Then-defence minister Peter MacKay climbed into a fake F-35 cockpit before smiling for the cameras and flashing a thumbs up. The date was July 16, 2010, and MacKay had just announced that Canada was planning to buy a fleet of the stealth fighters.
Fast-forward to Monday and the scene was very different. There was no fake cockpit, no smiles or thumbs up as Procurement Minister Filomena Tassi and Defence Minister Anita Anand made virtually the same announcement: Canada was going with the F-35.
In many ways, it seemed there was little to celebrate after 12 years of political controversy and mismanagement. Yet while there is no denying the cost to taxpayers, the military and Canada’s reputation, experts say that doesn’t mean there hasn’t been some benefit.
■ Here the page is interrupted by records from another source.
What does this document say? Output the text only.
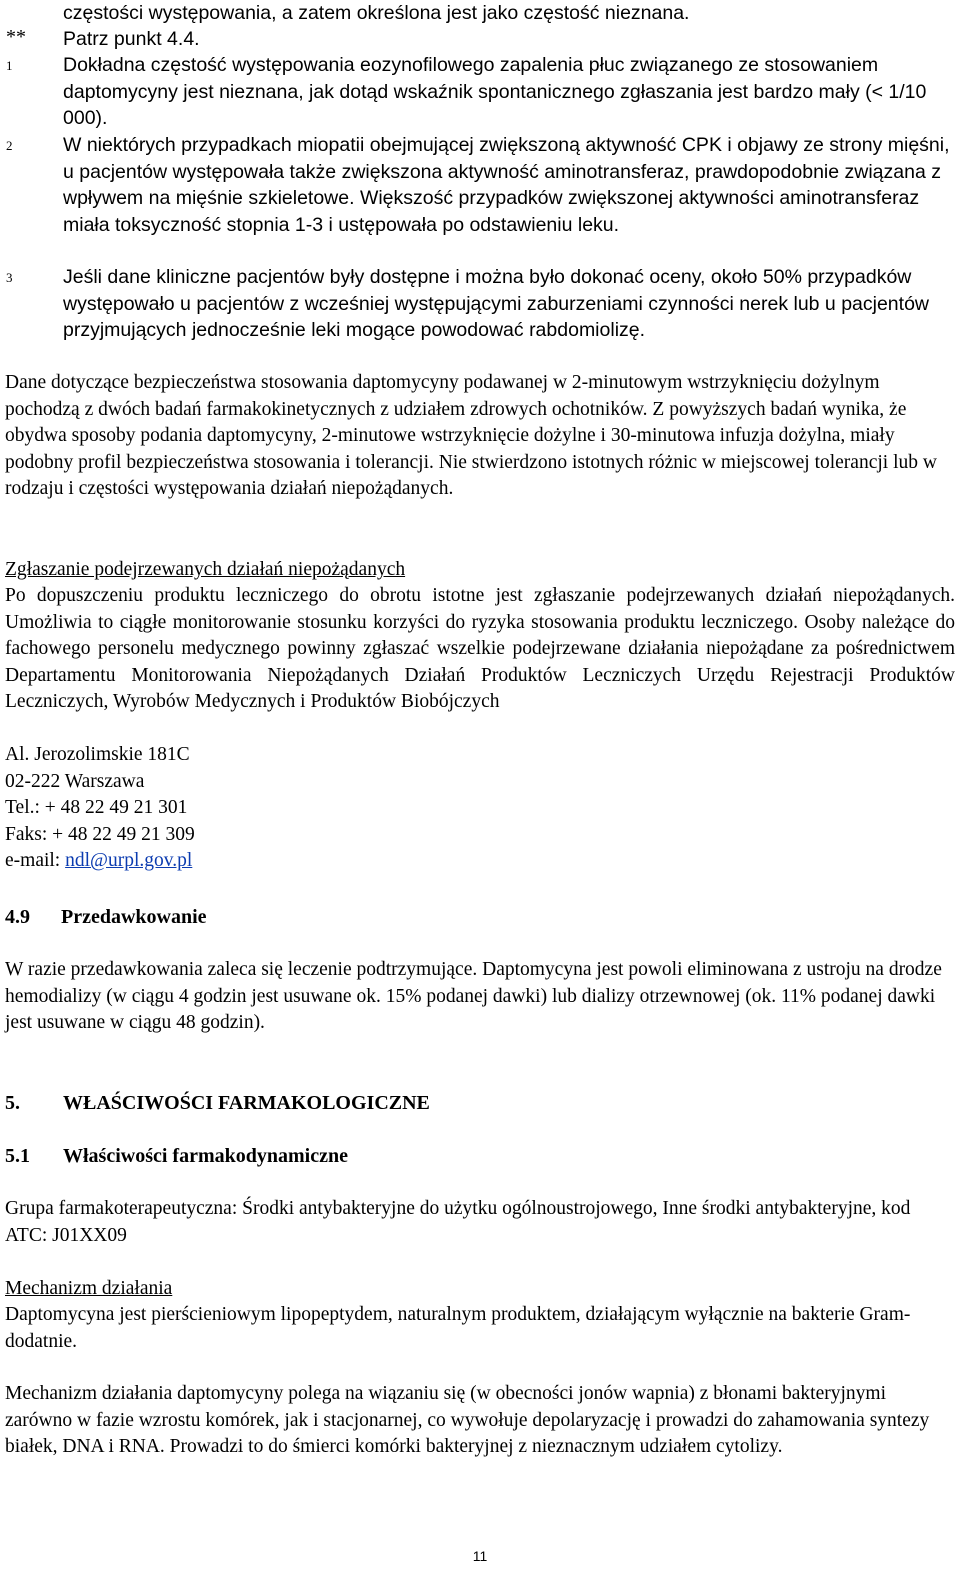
częstości występowania, a zatem określona jest jako częstość nieznana.
** Patrz punkt 4.4.
1	Dokładna częstość występowania eozynofilowego zapalenia płuc związanego ze stosowaniem daptomycyny jest nieznana, jak dotąd wskaźnik spontanicznego zgłaszania jest bardzo mały (< 1/10 000).
2	W niektórych przypadkach miopatii obejmującej zwiększoną aktywność CPK i objawy ze strony mięśni, u pacjentów występowała także zwiększona aktywność aminotransferaz, prawdopodobnie związana z wpływem na mięśnie szkieletowe. Większość przypadków zwiększonej aktywności aminotransferaz miała toksyczność stopnia 1-3 i ustępowała po odstawieniu leku.
3	Jeśli dane kliniczne pacjentów były dostępne i można było dokonać oceny, około 50% przypadków występowało u pacjentów z wcześniej występującymi zaburzeniami czynności nerek lub u pacjentów przyjmujących jednocześnie leki mogące powodować rabdomiolizę.
Dane dotyczące bezpieczeństwa stosowania daptomycyny podawanej w 2-minutowym wstrzyknięciu dożylnym pochodzą z dwóch badań farmakokinetycznych z udziałem zdrowych ochotników. Z powyższych badań wynika, że obydwa sposoby podania daptomycyny, 2-minutowe wstrzyknięcie dożylne i 30-minutowa infuzja dożylna, miały podobny profil bezpieczeństwa stosowania i tolerancji. Nie stwierdzono istotnych różnic w miejscowej tolerancji lub w rodzaju i częstości występowania działań niepożądanych.
Zgłaszanie podejrzewanych działań niepożądanych
Po dopuszczeniu produktu leczniczego do obrotu istotne jest zgłaszanie podejrzewanych działań niepożądanych. Umożliwia to ciągłe monitorowanie stosunku korzyści do ryzyka stosowania produktu leczniczego. Osoby należące do fachowego personelu medycznego powinny zgłaszać wszelkie podejrzewane działania niepożądane za pośrednictwem Departamentu Monitorowania Niepożądanych Działań Produktów Leczniczych Urzędu Rejestracji Produktów Leczniczych, Wyrobów Medycznych i Produktów Biobójczych
Al. Jerozolimskie 181C
02-222 Warszawa
Tel.: + 48 22 49 21 301
Faks: + 48 22 49 21 309
e-mail: ndl@urpl.gov.pl
4.9 Przedawkowanie
W razie przedawkowania zaleca się leczenie podtrzymujące. Daptomycyna jest powoli eliminowana z ustroju na drodze hemodializy (w ciągu 4 godzin jest usuwane ok. 15% podanej dawki) lub dializy otrzewnowej (ok. 11% podanej dawki jest usuwane w ciągu 48 godzin).
5. WŁAŚCIWOŚCI FARMAKOLOGICZNE
5.1 Właściwości farmakodynamiczne
Grupa farmakoterapeutyczna: Środki antybakteryjne do użytku ogólnoustrojowego, Inne środki antybakteryjne, kod ATC: J01XX09
Mechanizm działania
Daptomycyna jest pierścieniowym lipopeptydem, naturalnym produktem, działającym wyłącznie na bakterie Gram-dodatnie.
Mechanizm działania daptomycyny polega na wiązaniu się (w obecności jonów wapnia) z błonami bakteryjnymi zarówno w fazie wzrostu komórek, jak i stacjonarnej, co wywołuje depolaryzację i prowadzi do zahamowania syntezy białek, DNA i RNA. Prowadzi to do śmierci komórki bakteryjnej z nieznacznym udziałem cytolizy.
11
Defence analyst David Perry of the Canadian Global Affairs Institute says the clearest benefit is that the F-35 is now flying actual missions for the U.S. and other allies, which wasn’t the case more than a decade ago.
“There hadn’t been all that many aircraft that had been produced back in 2010, and we’re now into the hundreds and thousands of flight hours,” Perry said. “Basically, it is much more advanced and mature than it was in 2010.”
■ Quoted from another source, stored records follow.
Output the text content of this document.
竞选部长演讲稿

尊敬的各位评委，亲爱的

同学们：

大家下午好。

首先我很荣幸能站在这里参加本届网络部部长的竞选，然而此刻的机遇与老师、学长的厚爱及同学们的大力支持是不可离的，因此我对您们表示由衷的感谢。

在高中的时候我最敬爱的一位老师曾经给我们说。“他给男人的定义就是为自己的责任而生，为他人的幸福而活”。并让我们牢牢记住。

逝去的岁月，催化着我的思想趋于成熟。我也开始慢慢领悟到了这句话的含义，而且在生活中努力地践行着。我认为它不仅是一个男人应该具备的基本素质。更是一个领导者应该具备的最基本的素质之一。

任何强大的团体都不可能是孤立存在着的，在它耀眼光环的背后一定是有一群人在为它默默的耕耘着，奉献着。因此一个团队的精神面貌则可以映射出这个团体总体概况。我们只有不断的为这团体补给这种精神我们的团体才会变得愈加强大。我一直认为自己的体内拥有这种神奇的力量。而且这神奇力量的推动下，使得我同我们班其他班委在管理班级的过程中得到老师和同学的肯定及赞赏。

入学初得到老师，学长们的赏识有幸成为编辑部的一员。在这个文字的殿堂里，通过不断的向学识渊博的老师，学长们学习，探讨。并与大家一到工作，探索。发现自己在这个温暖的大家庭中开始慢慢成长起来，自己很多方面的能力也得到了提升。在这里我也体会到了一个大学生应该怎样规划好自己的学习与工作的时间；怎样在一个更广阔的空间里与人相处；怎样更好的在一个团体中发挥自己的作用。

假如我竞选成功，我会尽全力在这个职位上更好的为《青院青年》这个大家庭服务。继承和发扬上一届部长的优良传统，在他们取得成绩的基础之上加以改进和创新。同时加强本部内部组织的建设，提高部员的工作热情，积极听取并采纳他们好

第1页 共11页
Queen’s University procurement expert Kim Nossal agrees, saying Canada managed to skate around many of the development issues that are still being ironed out on the F-35s, which only became fully operational for the U.S. in 2016.
Nossal is also hopeful that the past 12 years have had another benefit: reducing the level of political interference in military procurement, which he blames for the fact Canada will still be flying its aging CF-18s through 2032.
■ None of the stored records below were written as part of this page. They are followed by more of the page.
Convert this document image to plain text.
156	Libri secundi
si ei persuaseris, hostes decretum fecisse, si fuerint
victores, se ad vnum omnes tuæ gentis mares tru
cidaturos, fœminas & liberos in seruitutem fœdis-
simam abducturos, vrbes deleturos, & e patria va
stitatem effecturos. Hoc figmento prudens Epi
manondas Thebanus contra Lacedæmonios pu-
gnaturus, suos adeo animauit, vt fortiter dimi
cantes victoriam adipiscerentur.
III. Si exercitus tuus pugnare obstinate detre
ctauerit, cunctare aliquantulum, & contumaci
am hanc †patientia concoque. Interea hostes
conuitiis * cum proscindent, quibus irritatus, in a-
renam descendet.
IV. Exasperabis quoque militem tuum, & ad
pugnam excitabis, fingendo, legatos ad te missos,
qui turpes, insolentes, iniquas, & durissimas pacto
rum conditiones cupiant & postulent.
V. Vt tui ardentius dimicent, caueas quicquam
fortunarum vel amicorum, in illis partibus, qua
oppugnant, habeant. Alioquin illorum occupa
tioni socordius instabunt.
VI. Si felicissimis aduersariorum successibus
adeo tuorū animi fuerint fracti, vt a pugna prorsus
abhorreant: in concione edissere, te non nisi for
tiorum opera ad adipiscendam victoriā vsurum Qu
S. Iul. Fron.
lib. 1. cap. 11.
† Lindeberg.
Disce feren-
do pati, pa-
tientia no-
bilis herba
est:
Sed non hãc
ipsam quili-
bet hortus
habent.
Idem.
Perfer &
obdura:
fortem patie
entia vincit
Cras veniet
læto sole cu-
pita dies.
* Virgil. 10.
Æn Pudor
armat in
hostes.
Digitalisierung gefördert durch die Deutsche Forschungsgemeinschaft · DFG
“The real question is whether or not the political parties, mainly the Liberals and the Conservatives, have learned from what happens when you decide to play politics with a major military procurement,” he said.
In particular, he says MacKay and other members of Stephen Harper’s Conservative government tried to rush the purchase of 65 F-35s by failing to do their due diligence, including running a competition.
Justin Trudeau continued that trend, Nossal said, by making the “rash” and untenable promise in 2015 not to buy the F-35 while also promising to hold an open and fair competition to replace the CF-18s.
“The Liberal government spent a good five years trying to find ways to square what was an unsquareable promise,” he said. “And only recently, did they finally get around to doing it in such a way as to get the decision that they came down with yesterday.”
University of Manitoba military expert Andrea Charron said that has been part of a trend.
“I don’t think there’s any one person or one party that can be blamed,” she said. “It’s consistent, persistent Canadian issues with procurement. We tend to make the decisions very partisan ones. We’re loath to spend lots of money on defence.”
Tassi made a point Monday of describing the competition that led to the decision to launch negotiations with U.S. defence giant Lockheed Martin for the purchase of F-35s as non-political, saying the decision was “based on facts” rather than “best guesses.”
Still, even if that is true, experts say there is no denying the costs incurred. They include the investment of billions of dollars to keep the CF-18s in the air while the military waits for new fighter planes.
Public and political faith in the military procurement system has also been shaken, particularly after the scathing 2012 auditor general’s report that identified major concerns with how the F-35 file was managed, and as the procurement system continues to experience delays.
“Beyond that, the fact that we could not make a decision to buy new airplanes and replace others that are 40 years old has caused some reputational harm to Canada amongst our allies,” added Perry.
And then there are the questions left over from Monday’s announcement, which the government said will be ironed out during the negotiations with Lockheed Martin: When will the F-35s start to arrive? And how much will they actually cost?
Perry noted what ultimately led to the Conservatives pushing reset on their plan in 2012 to buy the F-35 without a competition was concerns about the high cost of the aircraft, with estimates pegging the price tag at more than $45 billion over 40 years.
“I didn’t hear any numbers yesterday about what the lifecycle cost of these jets is going to be,” he said.
“In 2010, 2011, and 2012, that was a front-page crisis about whether or not there was the right number for lifecycle cost.”
Nossal, meanwhile, noted that things can still go sideways if the negotiations with Lockheed Martin go awry.